Odjechani.com.pl

Pełna wersja: Polska - Niemcy 2:0 - fuks czy "ma się na lepiej"?
Aktualnie przeglądasz uproszczoną wersję forum. Kliknij tutaj, by zobaczyć wersję z pełnym formatowaniem.
Pytanie zawarte w tytule.
Jak Wy oceniacie ten wczorajszy, historyczny sukces naszej reprezentacji.
Muszę się przyznać, że przegapiłem ten mecz. Wiedziałem, że jest, ale po ostatnich "sukcesach" naszych piłkarzy wolałem się nie dołować i nie oglądałem. O wyniku dowiedziałem się dopiero dziś rano, w pracy.
Właściwie to myślałem, że mnie wkręcają, ale sprawdziłem na necie i... :OO
Nie oglądałem na bieżąco, ale śledziłem poczynania chłopaków.

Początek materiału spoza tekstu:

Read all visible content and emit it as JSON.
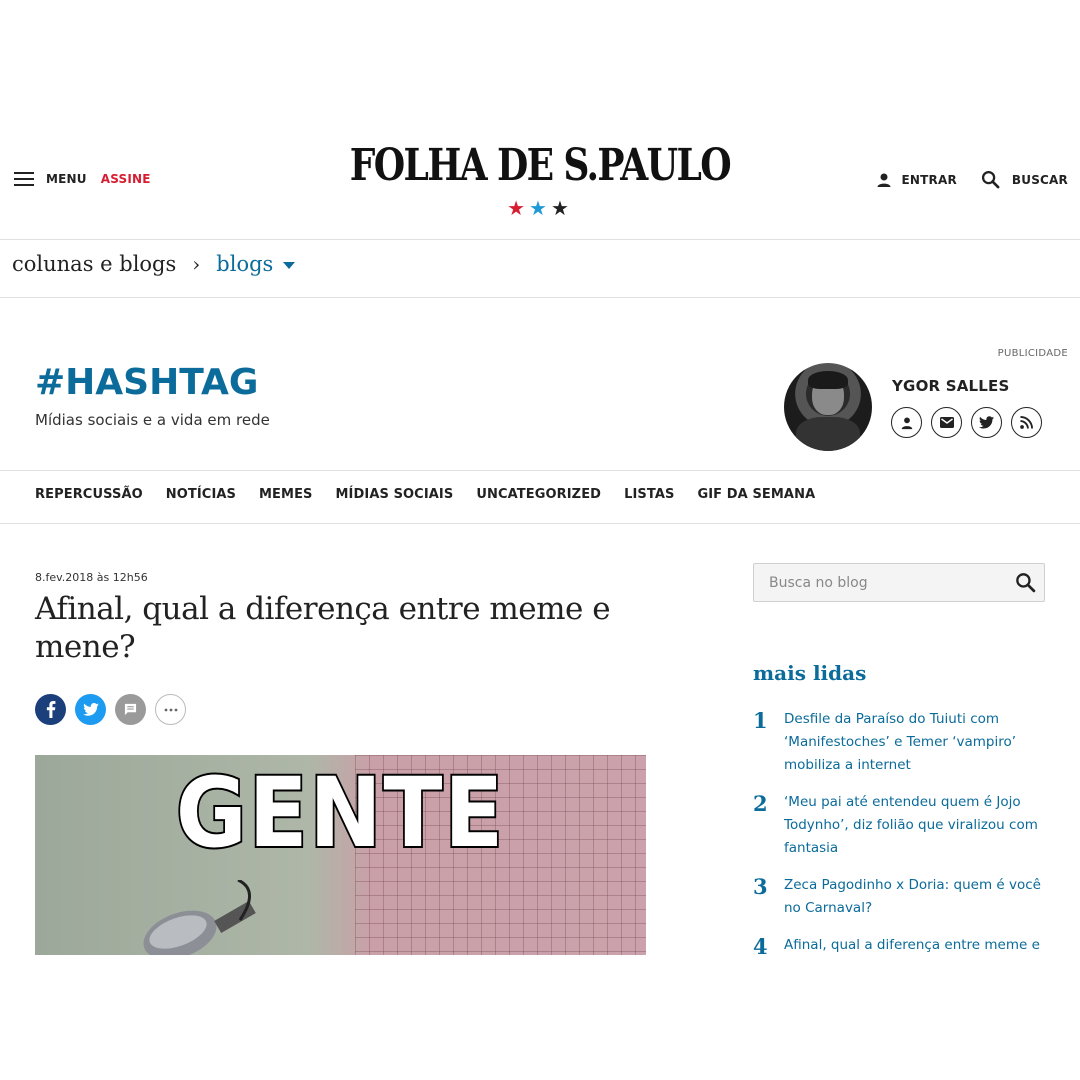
{
  "header": {
    "menu_label": "MENU",
    "subscribe_label": "ASSINE",
    "logo_text": "FOLHA DE S.PAULO",
    "stars": [
      {
        "glyph": "★",
        "color": "#d81d32"
      },
      {
        "glyph": "★",
        "color": "#1f9ad6"
      },
      {
        "glyph": "★",
        "color": "#222222"
      }
    ],
    "login_label": "ENTRAR",
    "search_label": "BUSCAR"
  },
  "breadcrumb": {
    "parent": "colunas e blogs",
    "separator": "›",
    "current": "blogs"
  },
  "blog": {
    "ad_label": "PUBLICIDADE",
    "title": "#HASHTAG",
    "subtitle": "Mídias sociais e a vida em rede",
    "author": {
      "name": "YGOR SALLES",
      "icons": [
        "user-icon",
        "email-icon",
        "twitter-icon",
        "rss-icon"
      ]
    }
  },
  "nav": {
    "items": [
      "REPERCUSSÃO",
      "NOTÍCIAS",
      "MEMES",
      "MÍDIAS SOCIAIS",
      "UNCATEGORIZED",
      "LISTAS",
      "GIF DA SEMANA"
    ]
  },
  "article": {
    "date": "8.fev.2018 às 12h56",
    "headline": "Afinal, qual a diferença entre meme e mene?",
    "share": [
      {
        "icon": "facebook-icon",
        "color": "#1b3f7a"
      },
      {
        "icon": "twitter-icon",
        "color": "#1d9bf0"
      },
      {
        "icon": "comment-icon",
        "color": "#9a9a9a"
      },
      {
        "icon": "more-icon",
        "color": "#ffffff"
      }
    ],
    "image_text": "GENTE"
  },
  "sidebar": {
    "search_placeholder": "Busca no blog",
    "most_read_title": "mais lidas",
    "most_read": [
      {
        "num": "1",
        "text": "Desfile da Paraíso do Tuiuti com ‘Manifestoches’ e Temer ‘vampiro’ mobiliza a internet"
      },
      {
        "num": "2",
        "text": "‘Meu pai até entendeu quem é Jojo Todynho’, diz folião que viralizou com fantasia"
      },
      {
        "num": "3",
        "text": "Zeca Pagodinho x Doria: quem é você no Carnaval?"
      },
      {
        "num": "4",
        "text": "Afinal, qual a diferença entre meme e mene?"
      }
    ]
  },
  "colors": {
    "accent_blue": "#0b6b9a",
    "brand_red": "#d81d32"
  }
}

Byłem pewien, że szwaby wyrównają, a tu proszę, miłe zaskoczenie, 2-0 i okrzyki radości domowników. Niemcy nie grali pierwszym składem, ale mimo wszystko to dla nas wielki sukces, powiedziałbym nawet - ogromny ;)
No jasne, że sukces. :)
Po co się wysilać na kwalifikacje do mistrzostw świata, potem grupy itd... jak można dać zdobyć mistrzostwo np. Niemcom, potem ich ograć i być lepszym od Mistrza Świata. To już jakby wyższy level Haha. Taktyka!
Myślę, że to zwycięstwo da im więcej wiary w siebie i podbuduje reprezentację psychicznie, ale co pokażą dalej...Mysli
Może Nawałka postanowił nieco zaryzykować i włączył do diety chłopaków EPO... Innego logicznego wyjaśnienia nie ma Haha

...albo Niemcy z żonami przyjechali :P
Hehe ja tylko słyszałam wybuchy radości w knajpie po sąsiedzku :D
Nie wiem czy teraz już będzie lepiej z polską piłką, podejrzewam że przeciwnicy będą się bardziej pilnować.
Natomiast jedno jest pewne- do następnego sukcesu z Niemcami przed każdym meczem z nimi będziemy mogli oglądać historyczne dwie bramki biało-czerwonych. Tak jak do tej pory za każdym razem puszczali Wembley :)
Tylko Tusk uciekł z kraju i już widać postępy. Haha

Ja wczoraj nawet nie oglądałem, bo myślałem, że będzie skecz, nie mecz, a jak usłyszałem okrzyki ojca, to myślałem, że trolluje sobie, albo ciszy się z bramki Niemiec, a tu proszę. Ponoć już badają to spece z Archiwum X, a na stronach o zjawiskach paranormalnych pojawiły się pierwsze informacje o tym pamiętnym meczu. Mówili, że końca świata 2012 nie będzie, a tu proszę, z roku na rok coraz większe anomalie. Haha
Tak jak powiedział Tomaszewski: Szczęsny nie zatrzyamał Niemców w tym meczu, on ich pokonał.